Вена смотрит на Арианну, словно говоря, я же тебе говорила.

Арианна продолжает, словно я ничего не говорила:

— Мастер Велкин прислал вашу новую маску сегодня. Он говорит, что это его лучшая работа. — Она морщится от неодобрения, напоминая мне, что я должна встретиться с изготовителем масок, и потягивает большую бархатную лавандовую коробку.

Я открываю коробку и вздыхаю. Металлическая маска окрашена сусальным золотом и инкрустирована красными, оранжевыми и огненно-желтыми опалами из богатых опаловых рудников Галандрии. Небольшие бриллианты обрамляют отверстия для глаз. Как только я вынимаю маску из коробки, на опалы попадает свет свечей, и они сияют, как закат.

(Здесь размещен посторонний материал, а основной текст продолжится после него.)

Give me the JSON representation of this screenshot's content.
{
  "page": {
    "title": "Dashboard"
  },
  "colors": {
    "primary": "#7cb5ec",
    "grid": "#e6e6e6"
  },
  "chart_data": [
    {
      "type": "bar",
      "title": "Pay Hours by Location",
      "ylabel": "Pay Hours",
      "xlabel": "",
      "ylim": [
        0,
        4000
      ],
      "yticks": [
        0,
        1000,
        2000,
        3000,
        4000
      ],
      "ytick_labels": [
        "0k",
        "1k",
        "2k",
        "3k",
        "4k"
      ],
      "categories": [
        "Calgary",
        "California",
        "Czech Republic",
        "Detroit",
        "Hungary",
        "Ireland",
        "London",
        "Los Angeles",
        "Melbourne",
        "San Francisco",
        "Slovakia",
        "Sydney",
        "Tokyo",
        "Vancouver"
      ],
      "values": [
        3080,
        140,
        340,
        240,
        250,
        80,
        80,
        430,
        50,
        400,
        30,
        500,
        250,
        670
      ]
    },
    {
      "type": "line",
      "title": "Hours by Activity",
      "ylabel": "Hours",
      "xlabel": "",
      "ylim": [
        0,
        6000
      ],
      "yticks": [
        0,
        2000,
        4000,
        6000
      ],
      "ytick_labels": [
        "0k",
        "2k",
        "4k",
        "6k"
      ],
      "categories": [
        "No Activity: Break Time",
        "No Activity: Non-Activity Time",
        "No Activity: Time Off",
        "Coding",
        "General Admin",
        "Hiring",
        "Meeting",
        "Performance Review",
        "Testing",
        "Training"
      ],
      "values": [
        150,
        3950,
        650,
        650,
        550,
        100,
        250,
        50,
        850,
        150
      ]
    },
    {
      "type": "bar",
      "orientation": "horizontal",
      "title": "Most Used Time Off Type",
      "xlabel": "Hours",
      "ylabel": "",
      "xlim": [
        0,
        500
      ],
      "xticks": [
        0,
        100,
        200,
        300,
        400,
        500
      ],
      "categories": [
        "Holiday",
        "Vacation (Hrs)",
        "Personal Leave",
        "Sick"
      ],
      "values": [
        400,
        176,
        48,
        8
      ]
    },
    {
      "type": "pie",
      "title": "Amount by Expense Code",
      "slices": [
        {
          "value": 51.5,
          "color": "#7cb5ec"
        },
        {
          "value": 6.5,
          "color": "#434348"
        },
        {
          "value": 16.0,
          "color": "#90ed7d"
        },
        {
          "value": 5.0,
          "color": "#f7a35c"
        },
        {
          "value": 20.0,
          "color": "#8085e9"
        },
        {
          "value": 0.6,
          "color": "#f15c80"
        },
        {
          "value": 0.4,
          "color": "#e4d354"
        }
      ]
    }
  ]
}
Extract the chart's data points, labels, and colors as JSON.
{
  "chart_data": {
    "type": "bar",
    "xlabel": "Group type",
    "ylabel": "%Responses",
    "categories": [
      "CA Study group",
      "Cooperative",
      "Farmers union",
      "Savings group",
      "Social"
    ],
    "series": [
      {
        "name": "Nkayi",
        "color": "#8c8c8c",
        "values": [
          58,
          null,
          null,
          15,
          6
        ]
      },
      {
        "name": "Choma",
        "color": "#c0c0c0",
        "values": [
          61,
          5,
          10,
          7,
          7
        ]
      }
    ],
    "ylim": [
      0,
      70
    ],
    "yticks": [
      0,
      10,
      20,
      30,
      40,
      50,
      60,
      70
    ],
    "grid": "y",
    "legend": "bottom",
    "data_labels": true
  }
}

Маска прекрасна, но вижу ее как нечто большее, чем то, что я должна носить.

Я только хочу, чтобы кто-нибудь сказал, какое преступление я совершила.

Несмотря на то, что эта маска гораздо ярче, тем та, что я ношу сейчас, они одинаковой формы. Все маски, которые у меня есть, покрывают все мое лицо, за исключением подбородка, губ и кончика носа. Когда я была младше, я смотрела на форму моих масок и пыталась утешить себя мыслью, что, по крайней мере, они оставляют мне достаточно места, чтобы я могла дышать.

— Мастер Велкин сконструировал еще несколько масок, — говорит Арианна. — Они должны быть готовы в течение недели, так что Вы сможете выбрать маску на бал в честь дня рождения.

Я выражаю свою благодарность и признательность, потому что знаю, она этого ждет, затем разворачиваюсь и вхожу в свою гардеробную. Я делаю несколько неудобных шагов и поворачиваюсь, чтобы сказать Вене, что мой корсет слишком туго затянут, но останавливаюсь, когда слышу, как шепчет Арианна.

— Она испорченная, вот кто она такая. Не ценит ничего, что делает король. Он дает ей мир и просит, чтобы она несколько раз выходила в свет.

— Ты имеешь в виду испорченная уродина, — шепчет Вена в ответ. — Если бы моей семье не были нужны вортинги, ты бы не увидела меня рядом с ней. Дворец платит хорошие деньги после случившегося с Ринной. Бьюсь об заклад, под маской она такая уродливая, как о ней говорят.

Настоящая принцесса не позволила бы ее слугам говорить о ней так. Но, услышав имя своей бывшей няни, я отступаю назад, чтобы они меня не видели. Страх, что Вена может сказать не меньше, чем правду, крадет мой голос.

Я неслышно поворачиваюсь и захожу дальше в гардеробную. Ряды золотых мантий и шелковых, украшенных драгоценностями платьев тянутся бесконечно. Витрины, вмещающие каждую маску, которые я получала с рождения, тянутся вдоль стены передо мной.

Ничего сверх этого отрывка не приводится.